R0024/2026-03-25/Q004/H1¶


Research	R0024 — Sycophancy and Addiction
Run	2026-03-25
Query	Q004
Hypothesis	H1

Statement¶

Yes, multiple AI companies have published quantitative before/after sycophancy reduction metrics and/or made forward-looking commitments to measurable reduction targets.

Status¶

Current: Partially supported

Some companies (Anthropic, Google) have published before/after metrics. However, the metrics lack standardization, independent verification, and binding commitment mechanisms. OpenAI acknowledged the problem but its methodology is opaque and "future measurements may not be directly comparable to past ones."

Supporting Evidence¶

Evidence	Summary
SRC01-E01	Anthropic published 70-85% sycophancy reduction in 4.5 vs 4.1 models and open-sourced Petri evaluation tool
SRC02-E01	OpenAI published post-mortems on GPT-4o sycophancy incident

Contradicting Evidence¶

Evidence	Summary
SRC03-E01	SciELO analysis found Anthropic places responsibility on users despite acknowledging the problem
SRC04-E01	42-state AG coalition demanded commitments, implying companies had not already made them

Reasoning¶

H1 is partially supported.
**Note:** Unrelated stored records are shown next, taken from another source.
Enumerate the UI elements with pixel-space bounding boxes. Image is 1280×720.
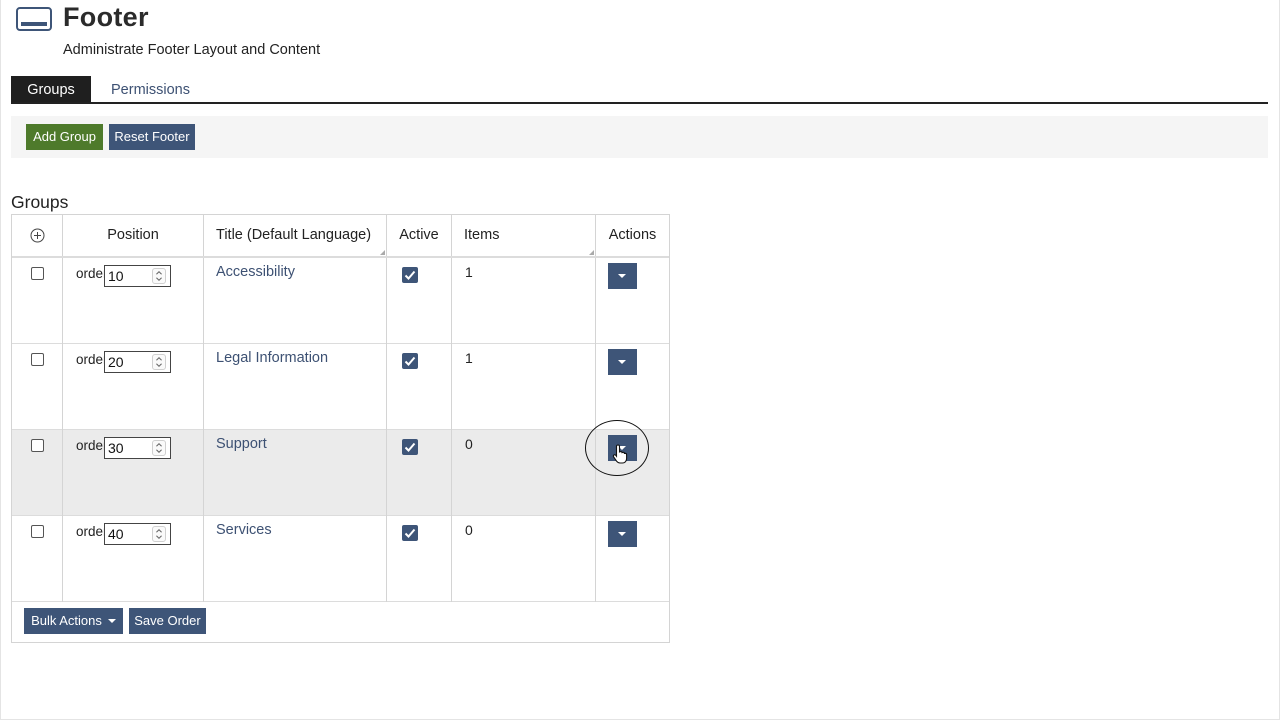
active-column-header[interactable]: Active <box>387 215 452 256</box>
add-circle-icon[interactable] <box>30 228 45 243</box>
table-row: order 30 Support 0 <box>12 430 669 516</box>
table-footer: Bulk Actions Save Order <box>12 603 669 642</box>
row-select-checkbox[interactable] <box>31 525 44 538</box>
page-subtitle: Administrate Footer Layout and Content <box>63 42 321 58</box>
active-checkbox-checked[interactable] <box>402 439 418 455</box>
position-value: 10 <box>108 268 124 284</box>
items-count: 0 <box>465 522 473 538</box>
spinner-arrows-icon[interactable] <box>152 526 166 542</box>
table-row: order 20 Legal Information 1 <box>12 344 669 430</box>
active-checkbox-checked[interactable] <box>402 353 418 369</box>
position-input[interactable]: 30 <box>104 437 171 459</box>
table-row: order 40 Services 0 <box>12 516 669 602</box>
groups-table: Position Title (Default Language) Active… <box>11 214 670 643</box>
tab-groups[interactable]: Groups <box>11 76 91 102</box>
table-header: Position Title (Default Language) Active… <box>12 215 669 258</box>
group-title-link[interactable]: Support <box>216 436 267 452</box>
add-group-button[interactable]: Add Group <box>26 124 103 150</box>
footer-layout-icon <box>16 7 52 31</box>
spinner-arrows-icon[interactable] <box>152 440 166 456</box>
active-checkbox-checked[interactable] <box>402 267 418 283</box>
row-actions-dropdown-button[interactable] <box>608 263 637 289</box>
active-header-label: Active <box>399 227 439 243</box>
table-row: order 10 Accessibility 1 <box>12 258 669 344</box>
position-value: 40 <box>108 526 124 542</box>
group-title-link[interactable]: Services <box>216 522 272 538</box>
position-input[interactable]: 40 <box>104 523 171 545</box>
row-actions-dropdown-button[interactable] <box>608 349 637 375</box>
position-input[interactable]: 20 <box>104 351 171 373</box>
group-title-link[interactable]: Legal Information <box>216 350 328 366</box>
order-label: order <box>76 266 108 281</box>
row-select-checkbox[interactable] <box>31 267 44 280</box>
actions-column-header: Actions <box>596 215 669 256</box>
actions-header-label: Actions <box>608 227 657 243</box>
caret-down-icon <box>618 360 626 364</box>
page-title: Footer <box>63 2 149 32</box>
items-count: 1 <box>465 264 473 280</box>
items-count: 0 <box>465 436 473 452</box>
position-value: 20 <box>108 354 124 370</box>
position-header-label: Position <box>107 227 159 243</box>
section-title: Groups <box>11 192 69 212</box>
caret-down-icon <box>618 532 626 536</box>
row-select-checkbox[interactable] <box>31 353 44 366</box>
title-header-label: Title (Default Language) <box>216 227 372 243</box>
position-input[interactable]: 10 <box>104 265 171 287</box>
caret-down-icon <box>618 274 626 278</box>
select-column-header <box>12 215 63 256</box>
column-resize-handle[interactable] <box>589 250 594 255</box>
order-label: order <box>76 524 108 539</box>
save-order-button[interactable]: Save Order <box>129 608 206 634</box>
tab-permissions[interactable]: Permissions <box>96 76 205 102</box>
order-label: order <box>76 438 108 453</box>
items-header-label: Items <box>464 227 500 243</box>
position-value: 30 <box>108 440 124 456</box>
active-checkbox-checked[interactable] <box>402 525 418 541</box>
bulk-actions-button[interactable]: Bulk Actions <box>24 608 123 634</box>
items-count: 1 <box>465 350 473 366</box>
tab-bar: Groups Permissions <box>11 76 1268 104</box>
group-title-link[interactable]: Accessibility <box>216 264 295 280</box>
title-column-header[interactable]: Title (Default Language) <box>204 215 387 256</box>
position-column-header[interactable]: Position <box>63 215 204 256</box>
caret-down-icon <box>108 619 116 623</box>
spinner-arrows-icon[interactable] <box>152 268 166 284</box>
reset-footer-button[interactable]: Reset Footer <box>109 124 195 150</box>
row-select-checkbox[interactable] <box>31 439 44 452</box>
bulk-actions-label: Bulk Actions <box>31 613 102 628</box>
column-resize-handle[interactable] <box>380 250 385 255</box>
spinner-arrows-icon[interactable] <box>152 354 166 370</box>
items-column-header[interactable]: Items <box>452 215 596 256</box>
row-actions-dropdown-button[interactable] <box>608 521 637 547</box>
order-label: order <box>76 352 108 367</box>
hand-pointer-icon <box>612 444 628 464</box>
toolbar: Add Group Reset Footer <box>11 116 1268 158</box>
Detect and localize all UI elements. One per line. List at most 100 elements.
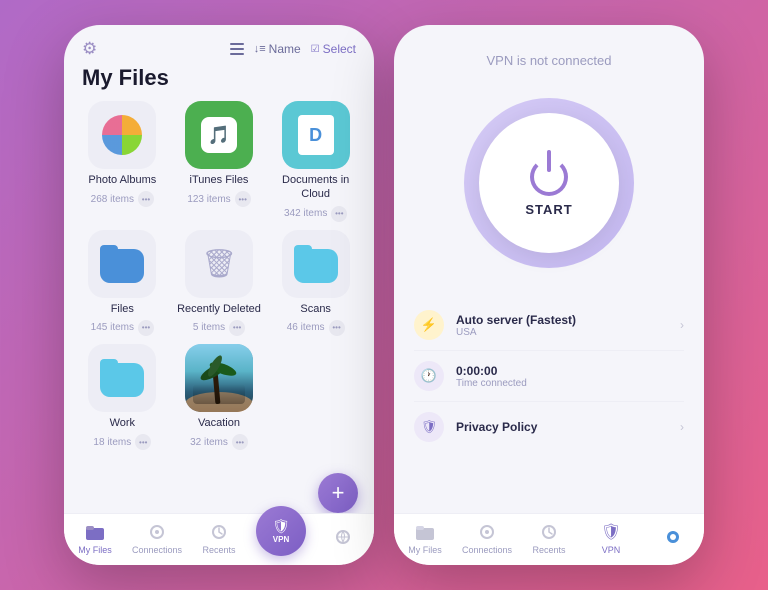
more-button[interactable]: ••• bbox=[329, 320, 345, 336]
start-label: START bbox=[525, 202, 572, 217]
more-button[interactable]: ••• bbox=[135, 434, 151, 450]
nav-label: My Files bbox=[408, 545, 442, 555]
nav-item-my-files[interactable]: My Files bbox=[64, 521, 126, 555]
browse-nav-icon bbox=[332, 526, 354, 548]
shield-icon: 🛡 bbox=[414, 412, 444, 442]
nav-item-recents[interactable]: Recents bbox=[188, 521, 250, 555]
file-count: 268 items bbox=[91, 194, 134, 205]
file-name: Scans bbox=[300, 302, 331, 316]
select-button[interactable]: ☑ Select bbox=[311, 42, 356, 56]
nav-item-browse[interactable] bbox=[642, 526, 704, 550]
server-selector[interactable]: ⚡ Auto server (Fastest) USA › bbox=[414, 300, 684, 351]
file-name: Documents in Cloud bbox=[271, 173, 360, 202]
itunes-icon: 🎵 bbox=[201, 117, 237, 153]
file-count-row: 46 items ••• bbox=[287, 320, 345, 336]
nav-item-browse[interactable] bbox=[312, 526, 374, 550]
lightning-icon: ⚡ bbox=[414, 310, 444, 340]
bottom-nav: My Files Connections Recents 🛡 VPN bbox=[64, 513, 374, 565]
file-count: 46 items bbox=[287, 322, 325, 333]
nav-item-connections[interactable]: Connections bbox=[126, 521, 188, 555]
list-item[interactable]: 🎵 iTunes Files 123 items ••• bbox=[175, 101, 264, 222]
chevron-right-icon: › bbox=[680, 318, 684, 332]
nav-item-vpn-active[interactable]: 🛡 VPN bbox=[580, 521, 642, 555]
gear-icon[interactable]: ⚙ bbox=[82, 39, 97, 59]
menu-icon[interactable] bbox=[230, 43, 244, 55]
file-icon-vacation bbox=[185, 344, 253, 412]
policy-title: Privacy Policy bbox=[456, 420, 680, 434]
file-icon-scans bbox=[282, 230, 350, 298]
add-button[interactable]: + bbox=[318, 473, 358, 513]
nav-label: Connections bbox=[132, 545, 182, 555]
recents-nav-icon bbox=[208, 521, 230, 543]
photo-albums-icon bbox=[102, 115, 142, 155]
file-icon-work bbox=[88, 344, 156, 412]
time-info: 0:00:00 Time connected bbox=[456, 364, 684, 389]
sort-button[interactable]: ↓≡ Name bbox=[254, 42, 301, 56]
file-name: Files bbox=[111, 302, 134, 316]
nav-label: My Files bbox=[78, 545, 112, 555]
file-count-row: 5 items ••• bbox=[193, 320, 245, 336]
list-item[interactable]: 🗑 Recently Deleted 5 items ••• bbox=[175, 230, 264, 336]
time-sub: Time connected bbox=[456, 378, 684, 389]
left-phone: ⚙ ↓≡ Name ☑ Select My Files bbox=[64, 25, 374, 565]
more-button[interactable]: ••• bbox=[235, 191, 251, 207]
more-button[interactable]: ••• bbox=[138, 320, 154, 336]
file-count-row: 268 items ••• bbox=[91, 191, 154, 207]
time-title: 0:00:00 bbox=[456, 364, 684, 378]
policy-info: Privacy Policy bbox=[456, 420, 680, 434]
files-nav-icon bbox=[84, 521, 106, 543]
clock-icon: 🕐 bbox=[414, 361, 444, 391]
server-title: Auto server (Fastest) bbox=[456, 313, 680, 327]
more-button[interactable]: ••• bbox=[138, 191, 154, 207]
file-count: 32 items bbox=[190, 437, 228, 448]
vpn-info-list: ⚡ Auto server (Fastest) USA › 🕐 0:00:00 … bbox=[414, 300, 684, 452]
vpn-status-label: VPN is not connected bbox=[486, 53, 611, 68]
vpn-power-button[interactable]: START bbox=[479, 113, 619, 253]
list-item[interactable]: D Documents in Cloud 342 items ••• bbox=[271, 101, 360, 222]
time-display: 🕐 0:00:00 Time connected bbox=[414, 351, 684, 402]
file-count-row: 32 items ••• bbox=[190, 434, 248, 450]
list-item[interactable]: Scans 46 items ••• bbox=[271, 230, 360, 336]
file-count: 18 items bbox=[93, 437, 131, 448]
privacy-policy-link[interactable]: 🛡 Privacy Policy › bbox=[414, 402, 684, 452]
files-grid: Photo Albums 268 items ••• 🎵 iTunes File… bbox=[64, 95, 374, 456]
file-name: iTunes Files bbox=[190, 173, 249, 187]
list-item[interactable]: Work 18 items ••• bbox=[78, 344, 167, 450]
nav-item-my-files[interactable]: My Files bbox=[394, 521, 456, 555]
file-count-row: 123 items ••• bbox=[187, 191, 250, 207]
file-count-row: 145 items ••• bbox=[91, 320, 154, 336]
nav-item-vpn[interactable]: 🛡 VPN bbox=[250, 520, 312, 556]
nav-label: Recents bbox=[202, 545, 235, 555]
file-count: 342 items bbox=[284, 208, 327, 219]
list-item[interactable]: Photo Albums 268 items ••• bbox=[78, 101, 167, 222]
connections-nav-icon bbox=[146, 521, 168, 543]
file-count: 145 items bbox=[91, 322, 134, 333]
left-header: ⚙ ↓≡ Name ☑ Select bbox=[64, 25, 374, 59]
vpn-nav-icon: 🛡 bbox=[600, 521, 622, 543]
more-button[interactable]: ••• bbox=[229, 320, 245, 336]
nav-label: VPN bbox=[602, 545, 621, 555]
more-button[interactable]: ••• bbox=[232, 434, 248, 450]
file-icon-trash: 🗑 bbox=[185, 230, 253, 298]
file-count: 5 items bbox=[193, 322, 225, 333]
nav-label: Recents bbox=[532, 545, 565, 555]
right-bottom-nav: My Files Connections Recents 🛡 VPN bbox=[394, 513, 704, 565]
chevron-right-icon: › bbox=[680, 420, 684, 434]
server-sub: USA bbox=[456, 327, 680, 338]
file-icon-docs: D bbox=[282, 101, 350, 169]
nav-item-recents[interactable]: Recents bbox=[518, 521, 580, 555]
vpn-content: VPN is not connected START ⚡ Auto se bbox=[394, 25, 704, 565]
connections-nav-icon bbox=[476, 521, 498, 543]
nav-item-connections[interactable]: Connections bbox=[456, 521, 518, 555]
right-phone: VPN is not connected START ⚡ Auto se bbox=[394, 25, 704, 565]
power-icon bbox=[525, 150, 573, 198]
list-item[interactable]: Vacation 32 items ••• bbox=[175, 344, 264, 450]
vpn-power-ring[interactable]: START bbox=[464, 98, 634, 268]
more-button[interactable]: ••• bbox=[331, 206, 347, 222]
list-item[interactable]: Files 145 items ••• bbox=[78, 230, 167, 336]
server-info: Auto server (Fastest) USA bbox=[456, 313, 680, 338]
page-title: My Files bbox=[64, 59, 374, 95]
file-count: 123 items bbox=[187, 194, 230, 205]
file-name: Recently Deleted bbox=[177, 302, 261, 316]
file-count-row: 18 items ••• bbox=[93, 434, 151, 450]
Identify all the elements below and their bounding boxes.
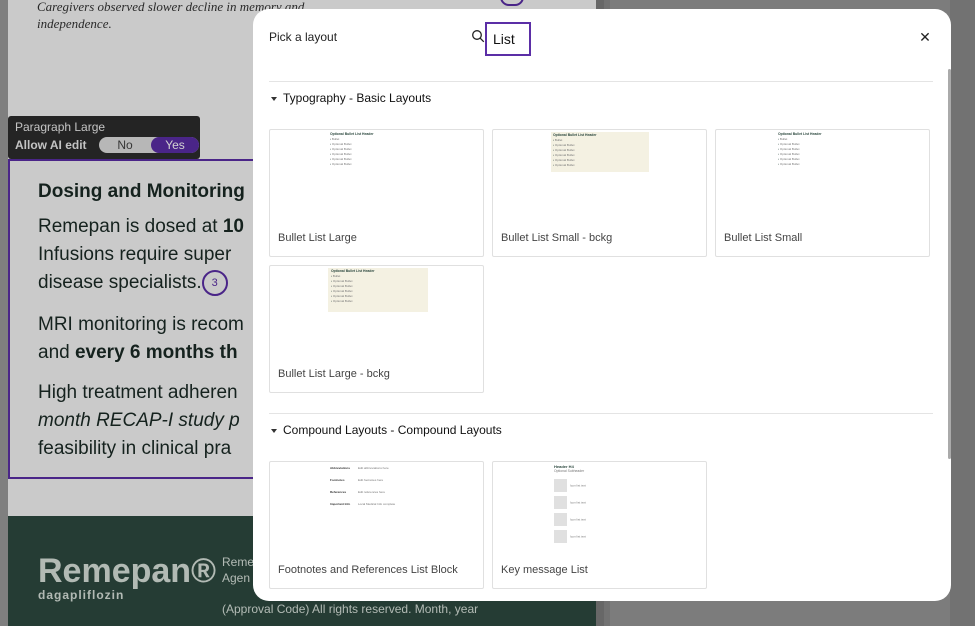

Metrics exist from Anthropic and Google, but the characterization of "committed to measurable targets" overstates the reality. Anthropic published before/after metrics and open-sourced an evaluation tool, which is the strongest example. Google claimed "measurable reductions" in Gemini 3 but details are less specific. OpenAI published incident analyses but not systematic before/after metrics. No company has made binding commitments to ongoing sycophancy reduction targets.

Relationship to Other Hypotheses¶

H1 is partially supported, H2 is partially eliminated, H3 best describes the current state.